Leagues and teams took this infusion of capital and spent it. When the Grizzlies' Mike Conley—a capable NBA guard, but no All-Star—makes $30.52 million annually, much of that traces to bounteous rights fees. Same for the new stadiums and all those franchise valuations exceeding $1 billion. College athletic departments spent lavishly too, especially on football. At Texas new lockers were installed that cost $10,500 apiece and include individual 43-inch monitors instead of traditional nameplates. Auburn added a $14 million video board at Jordan-Hare Stadium. Clemson's training complex included a bowling alley and nap room. Even position coaches were making high six figures.
But then came the great migration away from cable and toward digital. ESPN is in 12 million fewer homes than it was in 2011, and the entire cable bundle is unraveling. A switch to a so-called à la carte model—pay only for what you want to watch—will further erode subscription-fee revenue. It could also mark the death of conference networks. "It was a nice model," says Frank Hawkins, principal of Scalar Media Partners, a Manhattan sports and media consulting firm, "but it isn't going to last."
The future front in the cable-digital war is a likely reduction in rights fees. For all but the most premium content, prices are likely to drop. One lawyer present for the negotiations chuckles when he recalls ESPN's most recent NBA contract. "If that deal was being done today, it would look much different.... We're talking 30%-less different." That deal, mind you, was made 16 months ago.
In a world of fragmented viewership, professional leagues will try to make up the decline in revenue in other ways. That means finding new partners. (Amazon, Twitter and Verizon have all made recent deals to stream NFL games.) Leagues can—and will—reduce labor costs (that is, player salaries) when revenues fall. They can tinker with ticket pricing. They can attempt to penetrate new markets, as the NBA has in China and India.

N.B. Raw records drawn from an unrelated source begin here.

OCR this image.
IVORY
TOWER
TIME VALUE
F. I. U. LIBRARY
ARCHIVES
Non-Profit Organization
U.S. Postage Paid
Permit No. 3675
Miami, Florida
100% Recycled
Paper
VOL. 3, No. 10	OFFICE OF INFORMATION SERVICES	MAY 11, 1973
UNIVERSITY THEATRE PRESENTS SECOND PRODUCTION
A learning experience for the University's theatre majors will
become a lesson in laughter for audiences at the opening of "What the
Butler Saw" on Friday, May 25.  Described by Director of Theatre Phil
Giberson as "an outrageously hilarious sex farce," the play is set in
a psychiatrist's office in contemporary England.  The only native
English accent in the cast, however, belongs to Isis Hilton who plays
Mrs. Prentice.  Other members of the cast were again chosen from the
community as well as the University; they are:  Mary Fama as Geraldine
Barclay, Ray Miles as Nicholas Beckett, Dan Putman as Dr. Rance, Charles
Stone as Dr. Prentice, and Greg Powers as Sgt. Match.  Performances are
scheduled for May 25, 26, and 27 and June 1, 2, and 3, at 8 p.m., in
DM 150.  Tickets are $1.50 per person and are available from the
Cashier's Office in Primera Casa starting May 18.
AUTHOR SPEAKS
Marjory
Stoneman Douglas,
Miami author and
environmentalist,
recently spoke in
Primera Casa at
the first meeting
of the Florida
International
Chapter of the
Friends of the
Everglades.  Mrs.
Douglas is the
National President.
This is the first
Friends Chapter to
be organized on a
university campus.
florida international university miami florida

College athletics, though, is different. For one, there are no player salaries to slash. Cutting an unprofitable program is complicated by Title IX legislation.
Despite the windfall from media-rights fees, most athletic departments are not sitting on piles of cash. According to excellent reporting by The Washington Post, between 2004 and '14 revenues at 48 of the biggest athletic departments grew from $2.7 billion to $4.5 billion, but spending moved in lockstep from $2.6 billion to $4.4 billion. Even in these flush times, most athletic departments currently operate at a deficit.
What happens when the rights-fee bubble does burst? And what happens if student-athletes ever become salaried employees?
Before declaring college sports Armageddon, to use the locution of Alabama football coach Nick Saban—he of the extension that will see him make $11.125 million this year—let's hold up and level-set. Truly premium content—like SEC football—will always attract an audience. Like their pro sports counterparts, college sports can offset some cable-revenue declines by making deals with digital suitors. And colleges can turn to student fees and donors to help make up losses. Plus, the athletic directors have time to figure it out: Most cable deals don't lapse until the middle of the next decade, and the NCAA's March Madness contract with Turner/CBS runs through 2032. (After the ESPN news broke, Swofford reassured his ADs that he had spoken with ESPN president John Skipper and plans for the 2019 launch of the ACC Network would continue.)
Still, the college sports landscape will look different. The divide between the schools from the Power 5 conferences and the rest will widen. Nameplates, not 43-inch monitors, will festoon lockers. There will be fewer $600,000 strength coaches. Football players will have to nap in their dorm rooms. "The athletic department of tomorrow," says Hawkins, "could go through what Bristol is going through today."